After a burst of effort on this package I have done some refactoring and thought hard about where this package is going to go. This meant that I had to make the decision to rename the package from ggmissing to naniar. The name may strike you as strange but it reflects the fact that there are many changes happening, and that we will be working on creating a nice utopia (like Narnia by CS Lewis) that helps us make it easier to work with missing data

New Features (under development)

  • more shadows. These are mainly around bind_shadow and gather_shadow, which are helper functions to assist with creating

Bug fixes

  • geom_missing_point() broke after the new release of ggplot2 2.2.0, but this is now fixed by ensuring that it inherits from GeomPoint, rather than just a new Geom. Thanks to Mitchell O'hara-Wild for his help with this.
  • missing data summaries table_missing_var and table_missing_case also now return more sensible numbers and variable names. It is possible these function names will change in the future, as these are kind of verbose.
  • semantic versioning was incorrectly entered in the DESCRIPTION file as 0.2.9000, so I changed it to 0.0.2.9000, and then to 0.0.3.9000 now to indicate the new changes, hopefully this won't come back to bite me later. I think I accidentally did this with visdat at some point as well. Live and learn.

Other changes

  • gathered related functions into single R files rather than leaving them in
    their own.
  • correctly imported the %>% operator from magrittr, and removed a lot of chaff around @importFrom - really don't need to use @importFrom that often.
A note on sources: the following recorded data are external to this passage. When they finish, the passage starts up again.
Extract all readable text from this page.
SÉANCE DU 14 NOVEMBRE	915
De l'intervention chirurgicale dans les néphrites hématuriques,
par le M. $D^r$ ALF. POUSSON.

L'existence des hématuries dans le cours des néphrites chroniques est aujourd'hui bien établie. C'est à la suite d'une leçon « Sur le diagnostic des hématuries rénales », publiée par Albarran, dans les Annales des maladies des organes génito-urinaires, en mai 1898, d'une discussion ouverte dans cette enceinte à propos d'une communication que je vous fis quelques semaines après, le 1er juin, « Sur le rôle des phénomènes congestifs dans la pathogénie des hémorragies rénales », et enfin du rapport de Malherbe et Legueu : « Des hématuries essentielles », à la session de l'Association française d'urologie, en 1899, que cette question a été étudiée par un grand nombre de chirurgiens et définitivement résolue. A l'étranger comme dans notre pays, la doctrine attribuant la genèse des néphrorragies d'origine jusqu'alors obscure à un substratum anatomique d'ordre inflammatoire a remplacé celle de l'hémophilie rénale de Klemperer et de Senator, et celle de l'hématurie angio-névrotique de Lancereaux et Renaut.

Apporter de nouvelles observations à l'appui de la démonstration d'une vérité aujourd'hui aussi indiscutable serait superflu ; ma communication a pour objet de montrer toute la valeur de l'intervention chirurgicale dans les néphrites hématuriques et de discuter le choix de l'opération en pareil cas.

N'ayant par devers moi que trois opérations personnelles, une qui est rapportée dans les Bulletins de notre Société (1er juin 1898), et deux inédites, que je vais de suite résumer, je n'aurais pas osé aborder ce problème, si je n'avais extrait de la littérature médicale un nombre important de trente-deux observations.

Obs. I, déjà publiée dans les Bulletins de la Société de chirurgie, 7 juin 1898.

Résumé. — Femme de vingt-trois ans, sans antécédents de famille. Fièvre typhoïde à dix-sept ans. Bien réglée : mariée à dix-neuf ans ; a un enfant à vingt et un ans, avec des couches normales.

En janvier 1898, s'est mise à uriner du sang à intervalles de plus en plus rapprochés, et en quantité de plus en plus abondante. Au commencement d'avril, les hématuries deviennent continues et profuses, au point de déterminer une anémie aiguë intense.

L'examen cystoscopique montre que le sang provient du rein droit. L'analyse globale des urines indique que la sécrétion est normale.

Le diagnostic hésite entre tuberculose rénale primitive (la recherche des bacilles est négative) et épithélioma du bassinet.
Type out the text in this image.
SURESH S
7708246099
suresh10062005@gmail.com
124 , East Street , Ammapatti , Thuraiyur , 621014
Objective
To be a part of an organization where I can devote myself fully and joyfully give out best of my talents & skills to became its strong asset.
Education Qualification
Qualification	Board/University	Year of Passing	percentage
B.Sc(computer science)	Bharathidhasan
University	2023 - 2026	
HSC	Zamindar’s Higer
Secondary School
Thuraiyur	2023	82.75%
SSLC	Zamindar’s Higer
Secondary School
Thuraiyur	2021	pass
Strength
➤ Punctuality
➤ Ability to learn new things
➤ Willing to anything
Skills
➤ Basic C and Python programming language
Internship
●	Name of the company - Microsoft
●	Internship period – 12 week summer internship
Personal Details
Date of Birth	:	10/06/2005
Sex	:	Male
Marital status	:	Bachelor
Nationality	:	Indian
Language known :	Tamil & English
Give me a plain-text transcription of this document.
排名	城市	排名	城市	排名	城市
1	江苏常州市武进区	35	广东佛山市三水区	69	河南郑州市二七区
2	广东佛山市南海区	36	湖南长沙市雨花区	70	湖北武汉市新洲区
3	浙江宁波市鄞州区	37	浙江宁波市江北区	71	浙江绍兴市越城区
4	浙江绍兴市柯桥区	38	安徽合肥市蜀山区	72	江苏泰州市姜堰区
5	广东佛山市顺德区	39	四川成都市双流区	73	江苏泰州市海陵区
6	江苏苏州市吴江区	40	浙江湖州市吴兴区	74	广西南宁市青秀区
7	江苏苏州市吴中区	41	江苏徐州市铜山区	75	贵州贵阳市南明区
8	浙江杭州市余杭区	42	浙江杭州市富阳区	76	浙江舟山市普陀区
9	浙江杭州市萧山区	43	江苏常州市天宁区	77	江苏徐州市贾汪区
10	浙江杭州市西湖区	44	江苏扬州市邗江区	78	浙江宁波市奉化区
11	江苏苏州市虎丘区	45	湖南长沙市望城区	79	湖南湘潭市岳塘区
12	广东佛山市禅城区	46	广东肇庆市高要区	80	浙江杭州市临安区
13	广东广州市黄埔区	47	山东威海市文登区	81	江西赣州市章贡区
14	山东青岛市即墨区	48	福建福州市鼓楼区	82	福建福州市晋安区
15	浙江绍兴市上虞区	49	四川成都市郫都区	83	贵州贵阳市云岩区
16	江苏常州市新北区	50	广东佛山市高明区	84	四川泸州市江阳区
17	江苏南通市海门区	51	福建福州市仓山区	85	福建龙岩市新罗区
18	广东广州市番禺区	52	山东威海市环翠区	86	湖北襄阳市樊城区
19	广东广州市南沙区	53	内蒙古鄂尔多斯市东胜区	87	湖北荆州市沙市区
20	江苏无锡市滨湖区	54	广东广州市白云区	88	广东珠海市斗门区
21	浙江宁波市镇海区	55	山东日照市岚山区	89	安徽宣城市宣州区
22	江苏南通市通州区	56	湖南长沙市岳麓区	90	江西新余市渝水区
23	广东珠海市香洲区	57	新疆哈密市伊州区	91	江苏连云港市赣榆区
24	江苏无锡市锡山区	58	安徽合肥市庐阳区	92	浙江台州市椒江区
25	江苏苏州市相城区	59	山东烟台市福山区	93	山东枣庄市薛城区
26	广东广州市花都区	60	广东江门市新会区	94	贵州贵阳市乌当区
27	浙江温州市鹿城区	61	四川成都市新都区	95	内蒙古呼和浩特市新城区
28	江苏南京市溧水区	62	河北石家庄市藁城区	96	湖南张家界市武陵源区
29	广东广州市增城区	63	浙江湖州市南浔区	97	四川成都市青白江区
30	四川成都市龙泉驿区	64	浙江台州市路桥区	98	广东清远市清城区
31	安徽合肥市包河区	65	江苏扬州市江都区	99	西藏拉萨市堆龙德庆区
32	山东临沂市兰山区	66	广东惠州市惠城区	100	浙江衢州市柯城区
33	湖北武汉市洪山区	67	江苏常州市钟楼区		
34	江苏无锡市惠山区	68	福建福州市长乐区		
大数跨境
ggmissing 0.0.2.9000 (2016/07/29)

New Feature (under development)

  • geom_missing_point() now works in a way that we expect! Thanks to Miles McBain for working out how to get this to work.

ggmissing 0.0.1.9000 (2016/07/29)

New Feature (under development)

  • tidy summaries for missing data:
    • percent_missing_df returns the percentage of missing data for a data.frame
    • percent_missing_var the percentage of variables that contain missing values
    • percent_missing_case the percentage of cases that contain missing values.
    • table_missing_var table of missing information for variables
    • table_missing_case table of missing information for cases
    • summary_missing_var summary of missing information for variables (counts, percentages)
    • summary_missing_case summary of missing information for variables (counts, percentages)
  • gg_missing_col: plot the missingness in each variable
  • gg_missing_row: plot the missingness in each case
  • gg_missing_which: plot which columns contain missing data.